Rather than dishing out a lecture about all the “stuff” we already own, I decided to examine the ways I remind myself of the things for which I am thankful. I thought maybe it would have more of an impact if I could show my kids rather than just tell them how lucky they are. I casually mentioned upcoming plans we have with some dear friends of the family. I pointed out the beautiful colors of the changing leaves in our yard. Then I took a look around my house, and realized that whenever a really touching piece of children’s artwork comes home, I hang it up. On my office wall there is a small construction paper handprint, of a hand that will never again be that small, which says, “I’m thankful for bananas.” And in my dining room is my particular favorite, a stick figure portrait of me with a purple mohawk, wearing a triangle dress and a big smile, with the caption: “One upon a time, there was a mom… who gave me pudding.”
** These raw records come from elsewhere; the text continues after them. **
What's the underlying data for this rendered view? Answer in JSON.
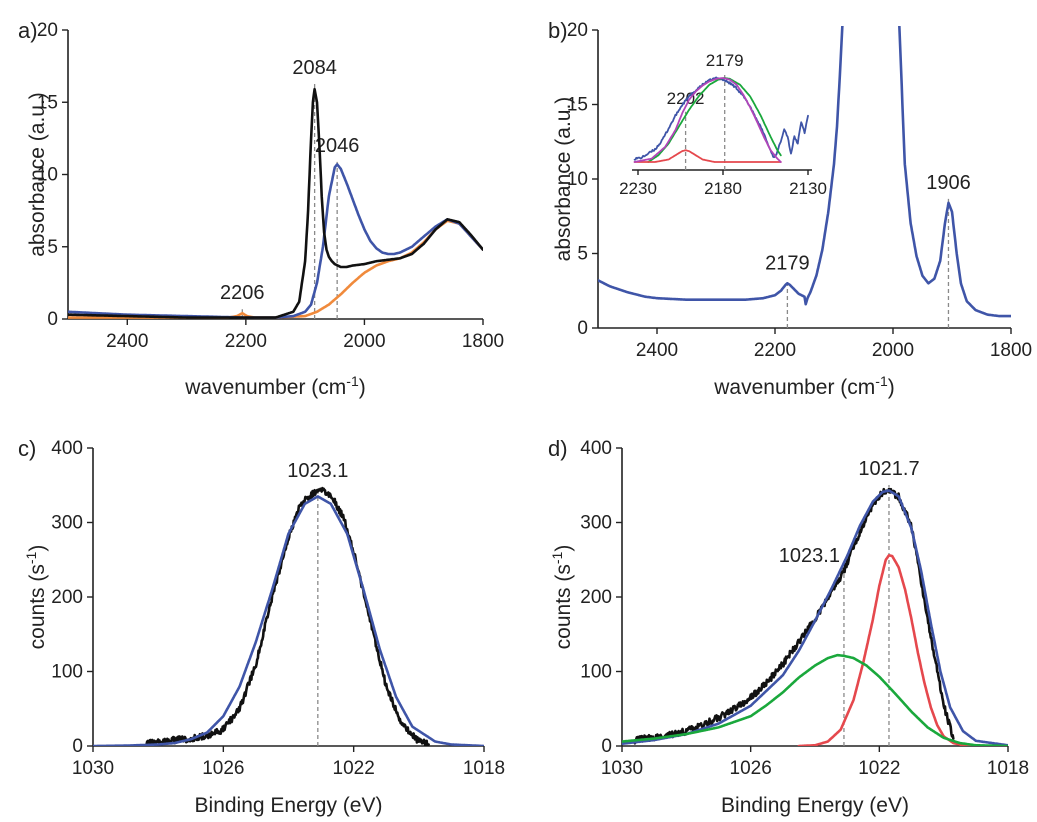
{
  "colors": {
    "black": "#111111",
    "blue": "#3f55a8",
    "orange": "#f08a3c",
    "red": "#e5484d",
    "green": "#1aa83c",
    "magenta": "#b245b8"
  },
  "chart_data": [
    {
      "panel": "a)",
      "type": "line",
      "xlabel": "wavenumber (cm",
      "xlabel_sup": "-1",
      "xlabel_end": ")",
      "ylabel": "absorbance (a.u.)",
      "xlim": [
        2500,
        1800
      ],
      "ylim": [
        0,
        20
      ],
      "xticks": [
        2400,
        2200,
        2000,
        1800
      ],
      "yticks": [
        0,
        5,
        10,
        15,
        20
      ],
      "peak_labels": [
        {
          "text": "2084",
          "x": 2084,
          "y": 16
        },
        {
          "text": "2046",
          "x": 2046,
          "y": 10.6
        },
        {
          "text": "2206",
          "x": 2206,
          "y": 0.4
        }
      ],
      "series": [
        {
          "color": "black",
          "x": [
            2500,
            2400,
            2300,
            2250,
            2200,
            2150,
            2120,
            2110,
            2100,
            2095,
            2090,
            2087,
            2084,
            2080,
            2076,
            2072,
            2068,
            2064,
            2060,
            2055,
            2050,
            2040,
            2030,
            2020,
            2000,
            1980,
            1960,
            1940,
            1920,
            1900,
            1880,
            1860,
            1840,
            1820,
            1800
          ],
          "y": [
            0.3,
            0.2,
            0.1,
            0.1,
            0.1,
            0.1,
            0.5,
            1.2,
            4.0,
            7.5,
            12.5,
            15.0,
            15.9,
            15.0,
            12.0,
            8.5,
            6.0,
            4.8,
            4.3,
            4.0,
            3.8,
            3.6,
            3.6,
            3.7,
            3.8,
            4.0,
            4.1,
            4.2,
            4.5,
            5.2,
            6.2,
            6.9,
            6.7,
            5.8,
            4.8
          ]
        },
        {
          "color": "blue",
          "x": [
            2500,
            2400,
            2300,
            2200,
            2150,
            2120,
            2100,
            2090,
            2080,
            2070,
            2060,
            2050,
            2046,
            2040,
            2030,
            2020,
            2010,
            2000,
            1990,
            1980,
            1970,
            1960,
            1950,
            1940,
            1920,
            1900,
            1880,
            1860,
            1840,
            1820,
            1800
          ],
          "y": [
            0.5,
            0.3,
            0.2,
            0.1,
            0.1,
            0.2,
            0.5,
            1.0,
            2.5,
            5.0,
            8.5,
            10.5,
            10.7,
            10.4,
            9.4,
            8.3,
            7.2,
            6.2,
            5.4,
            4.9,
            4.6,
            4.5,
            4.5,
            4.6,
            5.0,
            5.7,
            6.4,
            6.9,
            6.6,
            5.7,
            4.8
          ]
        },
        {
          "color": "orange",
          "x": [
            2500,
            2400,
            2300,
            2230,
            2215,
            2206,
            2198,
            2185,
            2150,
            2100,
            2080,
            2060,
            2040,
            2020,
            2000,
            1980,
            1960,
            1940,
            1920,
            1900,
            1880,
            1860,
            1840,
            1820,
            1800
          ],
          "y": [
            0.1,
            0.1,
            0.1,
            0.1,
            0.2,
            0.4,
            0.2,
            0.1,
            0.1,
            0.2,
            0.5,
            1.0,
            1.7,
            2.5,
            3.2,
            3.7,
            4.0,
            4.2,
            4.6,
            5.3,
            6.2,
            6.8,
            6.6,
            5.7,
            4.8
          ]
        }
      ]
    },
    {
      "panel": "b)",
      "type": "line",
      "xlabel": "wavenumber (cm",
      "xlabel_sup": "-1",
      "xlabel_end": ")",
      "ylabel": "absorbance (a.u.)",
      "xlim": [
        2500,
        1800
      ],
      "ylim": [
        0,
        20
      ],
      "xticks": [
        2400,
        2200,
        2000,
        1800
      ],
      "yticks": [
        0,
        5,
        10,
        15,
        20
      ],
      "peak_labels": [
        {
          "text": "2179",
          "x": 2179,
          "y": 3.0
        },
        {
          "text": "1906",
          "x": 1906,
          "y": 8.4
        }
      ],
      "series": [
        {
          "color": "blue",
          "x": [
            2500,
            2480,
            2450,
            2420,
            2400,
            2350,
            2300,
            2250,
            2220,
            2200,
            2190,
            2182,
            2179,
            2175,
            2170,
            2160,
            2150,
            2148,
            2145,
            2140,
            2130,
            2120,
            2110,
            2100,
            2095,
            2090,
            2086,
            2084,
            1990,
            1988,
            1984,
            1980,
            1970,
            1960,
            1950,
            1940,
            1930,
            1920,
            1912,
            1906,
            1900,
            1892,
            1885,
            1875,
            1860,
            1840,
            1820,
            1800
          ],
          "y": [
            3.2,
            2.8,
            2.4,
            2.1,
            2.0,
            1.9,
            1.9,
            1.9,
            2.0,
            2.2,
            2.5,
            2.9,
            3.0,
            2.9,
            2.7,
            2.3,
            2.1,
            1.6,
            2.0,
            2.4,
            3.5,
            5.2,
            7.7,
            11.0,
            13.5,
            17.0,
            20.2,
            21.0,
            21.0,
            19.0,
            15.0,
            11.0,
            7.0,
            4.8,
            3.5,
            3.0,
            3.3,
            4.5,
            7.0,
            8.4,
            7.8,
            5.0,
            3.0,
            1.8,
            1.2,
            0.9,
            0.8,
            0.8
          ]
        }
      ],
      "inset": {
        "xlim": [
          2230,
          2130
        ],
        "xticks": [
          2230,
          2180,
          2130
        ],
        "peak_labels": [
          {
            "text": "2202",
            "x": 2202
          },
          {
            "text": "2179",
            "x": 2179
          }
        ],
        "series": [
          {
            "color": "blue",
            "x": [
              2232,
              2228,
              2224,
              2220,
              2216,
              2212,
              2208,
              2204,
              2200,
              2196,
              2192,
              2188,
              2184,
              2180,
              2176,
              2172,
              2168,
              2164,
              2160,
              2156,
              2153,
              2150,
              2148,
              2146,
              2144,
              2142,
              2140,
              2138,
              2136,
              2134,
              2132,
              2130
            ],
            "y": [
              0.04,
              0.05,
              0.1,
              0.15,
              0.25,
              0.4,
              0.55,
              0.68,
              0.78,
              0.85,
              0.92,
              0.97,
              1.0,
              0.98,
              0.94,
              0.88,
              0.78,
              0.66,
              0.5,
              0.34,
              0.18,
              0.05,
              0.12,
              0.25,
              0.4,
              0.3,
              0.1,
              0.3,
              0.22,
              0.48,
              0.35,
              0.55
            ]
          },
          {
            "color": "green",
            "x": [
              2224,
              2218,
              2212,
              2206,
              2200,
              2194,
              2188,
              2182,
              2179,
              2176,
              2170,
              2164,
              2158,
              2152,
              2148,
              2146
            ],
            "y": [
              0.0,
              0.08,
              0.22,
              0.42,
              0.62,
              0.79,
              0.92,
              0.99,
              1.0,
              0.99,
              0.92,
              0.78,
              0.56,
              0.3,
              0.14,
              0.08
            ]
          },
          {
            "color": "red",
            "x": [
              2232,
              2220,
              2212,
              2208,
              2204,
              2202,
              2200,
              2196,
              2192,
              2185,
              2175,
              2160,
              2146
            ],
            "y": [
              0.0,
              0.0,
              0.03,
              0.08,
              0.13,
              0.14,
              0.13,
              0.08,
              0.03,
              0.0,
              0.0,
              0.0,
              0.0
            ]
          },
          {
            "color": "magenta",
            "x": [
              2232,
              2222,
              2214,
              2208,
              2204,
              2200,
              2196,
              2192,
              2188,
              2184,
              2180,
              2176,
              2172,
              2168,
              2164,
              2160,
              2156,
              2152,
              2148,
              2146
            ],
            "y": [
              0.0,
              0.04,
              0.18,
              0.38,
              0.58,
              0.74,
              0.84,
              0.91,
              0.96,
              0.99,
              1.0,
              0.98,
              0.92,
              0.8,
              0.65,
              0.48,
              0.3,
              0.14,
              0.04,
              0.0
            ]
          }
        ]
      }
    },
    {
      "panel": "c)",
      "type": "line",
      "xlabel": "Binding Energy (eV)",
      "ylabel": "counts (s",
      "ylabel_sup": "-1",
      "ylabel_end": ")",
      "xlim": [
        1030,
        1018
      ],
      "ylim": [
        0,
        400
      ],
      "xticks": [
        1030,
        1026,
        1022,
        1018
      ],
      "yticks": [
        0,
        100,
        200,
        300,
        400
      ],
      "peak_labels": [
        {
          "text": "1023.1",
          "x": 1023.1,
          "y": 342
        }
      ],
      "series": [
        {
          "color": "black",
          "noisy": true,
          "x": [
            1028.4,
            1028.0,
            1027.5,
            1027.0,
            1026.5,
            1026.0,
            1025.5,
            1025.0,
            1024.5,
            1024.0,
            1023.7,
            1023.4,
            1023.1,
            1022.9,
            1022.6,
            1022.3,
            1022.0,
            1021.5,
            1021.0,
            1020.5,
            1020.0,
            1019.7
          ],
          "y": [
            4,
            6,
            8,
            10,
            14,
            22,
            50,
            110,
            200,
            280,
            318,
            335,
            342,
            343,
            330,
            305,
            260,
            170,
            80,
            28,
            6,
            2
          ]
        },
        {
          "color": "blue",
          "x": [
            1030,
            1029,
            1028,
            1027.5,
            1027,
            1026.5,
            1026,
            1025.5,
            1025,
            1024.5,
            1024,
            1023.5,
            1023.1,
            1022.7,
            1022.2,
            1021.7,
            1021.2,
            1020.7,
            1020.2,
            1019.5,
            1019,
            1018
          ],
          "y": [
            0,
            0.5,
            2,
            4,
            9,
            18,
            40,
            80,
            140,
            210,
            285,
            325,
            335,
            325,
            285,
            210,
            130,
            66,
            26,
            6,
            2,
            0
          ]
        }
      ]
    },
    {
      "panel": "d)",
      "type": "line",
      "xlabel": "Binding Energy (eV)",
      "ylabel": "counts (s",
      "ylabel_sup": "-1",
      "ylabel_end": ")",
      "xlim": [
        1030,
        1018
      ],
      "ylim": [
        0,
        400
      ],
      "xticks": [
        1030,
        1026,
        1022,
        1018
      ],
      "yticks": [
        0,
        100,
        200,
        300,
        400
      ],
      "peak_labels": [
        {
          "text": "1021.7",
          "x": 1021.7,
          "y": 345
        },
        {
          "text": "1023.1",
          "x": 1023.1,
          "y": 228
        }
      ],
      "series": [
        {
          "color": "black",
          "noisy": true,
          "x": [
            1029.6,
            1029,
            1028.5,
            1028,
            1027.5,
            1027,
            1026.5,
            1026,
            1025.5,
            1025,
            1024.5,
            1024,
            1023.5,
            1023.1,
            1022.8,
            1022.5,
            1022.2,
            1021.9,
            1021.7,
            1021.4,
            1021.0,
            1020.5,
            1020.0,
            1019.7
          ],
          "y": [
            8,
            12,
            15,
            20,
            28,
            38,
            50,
            65,
            85,
            110,
            140,
            170,
            205,
            235,
            268,
            298,
            325,
            340,
            342,
            335,
            295,
            170,
            55,
            10
          ]
        },
        {
          "color": "blue",
          "x": [
            1030,
            1029,
            1028,
            1027,
            1026,
            1025,
            1024.5,
            1024,
            1023.5,
            1023,
            1022.6,
            1022.2,
            1021.9,
            1021.7,
            1021.4,
            1021.0,
            1020.7,
            1020.4,
            1020.1,
            1019.8,
            1019.4,
            1019,
            1018
          ],
          "y": [
            3,
            8,
            16,
            30,
            54,
            95,
            128,
            168,
            210,
            255,
            296,
            328,
            341,
            343,
            335,
            292,
            235,
            165,
            100,
            52,
            20,
            7,
            1
          ]
        },
        {
          "color": "red",
          "x": [
            1024.5,
            1024,
            1023.6,
            1023.2,
            1022.8,
            1022.5,
            1022.2,
            1022.0,
            1021.8,
            1021.7,
            1021.6,
            1021.4,
            1021.2,
            1021.0,
            1020.8,
            1020.6,
            1020.4,
            1020.2,
            1020.0,
            1019.7,
            1019.4,
            1019
          ],
          "y": [
            0,
            1,
            6,
            22,
            62,
            112,
            170,
            215,
            250,
            256,
            255,
            240,
            210,
            170,
            125,
            85,
            52,
            28,
            13,
            4,
            1,
            0
          ]
        },
        {
          "color": "green",
          "x": [
            1030,
            1029,
            1028,
            1027,
            1026,
            1025.5,
            1025,
            1024.5,
            1024,
            1023.6,
            1023.3,
            1023.1,
            1022.8,
            1022.4,
            1022,
            1021.5,
            1021,
            1020.5,
            1020,
            1019.5,
            1019,
            1018
          ],
          "y": [
            6,
            10,
            16,
            25,
            40,
            55,
            72,
            92,
            108,
            118,
            122,
            121,
            118,
            108,
            93,
            70,
            46,
            25,
            11,
            4,
            1,
            0
          ]
        }
      ]
    }
  ]
}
These small reminders of this brief and wondrous time in my sons’ lives are keepsakes of the things I treasure most. But while this exercise had worked well for me, I still hadn’t figured out how to teach my kids the big message about what’s really important. It is so easy to get caught up in the daily minutiae of life management: school events, bills, work, grocery shopping, house maintenance, relationships, illness, music lessons and homework. Parenting is a huge job, and sometimes I wonder, with all these little details to tend to, whether I’m doing the job well or right. Then one day I found Jacob sitting at the dining room table going through yet another toy catalog. Suddenly he piped up and said, “Hey Mom. ‘If your actions inspire others to dream more, learn more, do more and become more, you are a leader.’”
“You’re right, Jacob,” I answered, wondering where he’d heard the quote by John Quincy Adams. “Do you know anyone like that?” I asked him, slyly searching for evidence of someone or something in his life he valued beyond the material.
“Yeah, you,” he said.
I stopped in my tracks. “Me? Really?” I asked, baffled. All my days of shouting and lecturing filled my head. I wracked my brain in vain for a memory of some way, in the midst of all my fumblings, that I might have inspired him.
“You help me come up with ideas for my art, and you help me study until I understand my homework,” he said.
I realized then that, just as it is the small, special moments in my ever-hectic life as a mom for which I am truly appreciative, it is the seemingly little things I do for my kids that really matter most to them. Being thankful for family and friends, and for all they do that makes such a big difference in our days is, to me, the true meaning of this season. Right now my kids may be most thankful for toys and food. But it’s nice to know that every now and then, they really do recognize — and appreciate — the bigger picture, in their own little ways.